The egg crack challenge has “momfluencers” smashing eggs on their kids’ heads. Some children seem perplexed or amused; others break down in tears, sparking heated debate.
Since the advent of the internet, parents have been exploiting their kids for likes. Now, they’re gonna have to pay up in Illinois.
No child works for free
Because children under 13 aren’t permitted to have social media accounts — nor can they open bank accounts or sign sponsorship contracts — parents typically run the show.
- Qualifying content must earn at least 10 cents per view, and the child must appear in at least 30% of the account’s content over a 30-day period.
- Parents must put 50% of earnings into a trust fund based on the percentage of time the child appears in the video.
- So, if a child appeared in 50% of a video, they’d receive 25% of earnings.
States including California and Washington have proposed similar laws, but Illinois is the first.

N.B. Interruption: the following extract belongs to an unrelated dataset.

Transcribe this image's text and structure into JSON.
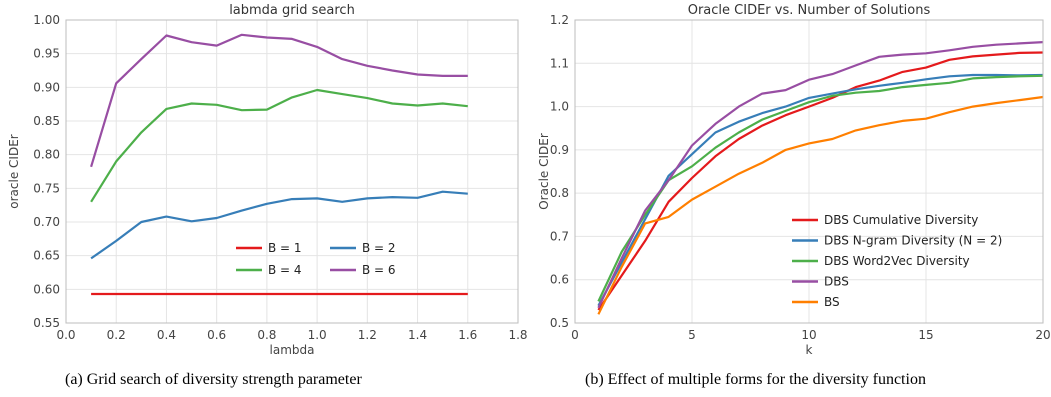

Some states do have laws to protect child actors, like California’s Coogan Law.
Child influencing can be lucrative
- Eleven-year-old YouTuber Ryan Kaji earned his family $25m+ in 2020.
- Twin toddlers Taytum and Oakley Fisher earn $10k-$20k per sponsored post, per The New York Times.
But it can also be harmful
A psychiatrist told Newsweek that embarrassing your children online can negatively impact their mental health. (This was in an article about parents throwing cheese on their kids, BTW.)
Teen Vogue interviewed a teen whose entire childhood was posted online. When she expressed wanting to stop, her parents claimed they’d have to sell their house and wouldn’t have money for “nice things.” She is waiting to turn 18 to speak out and may go no-contact with her parents.
Fun fact: Coogan Law is named for Jackie Coogan, who sued his mother for squandering his earnings from his childhood acting career. Later in life, Coogan played Uncle Fester in “The Addams Family.”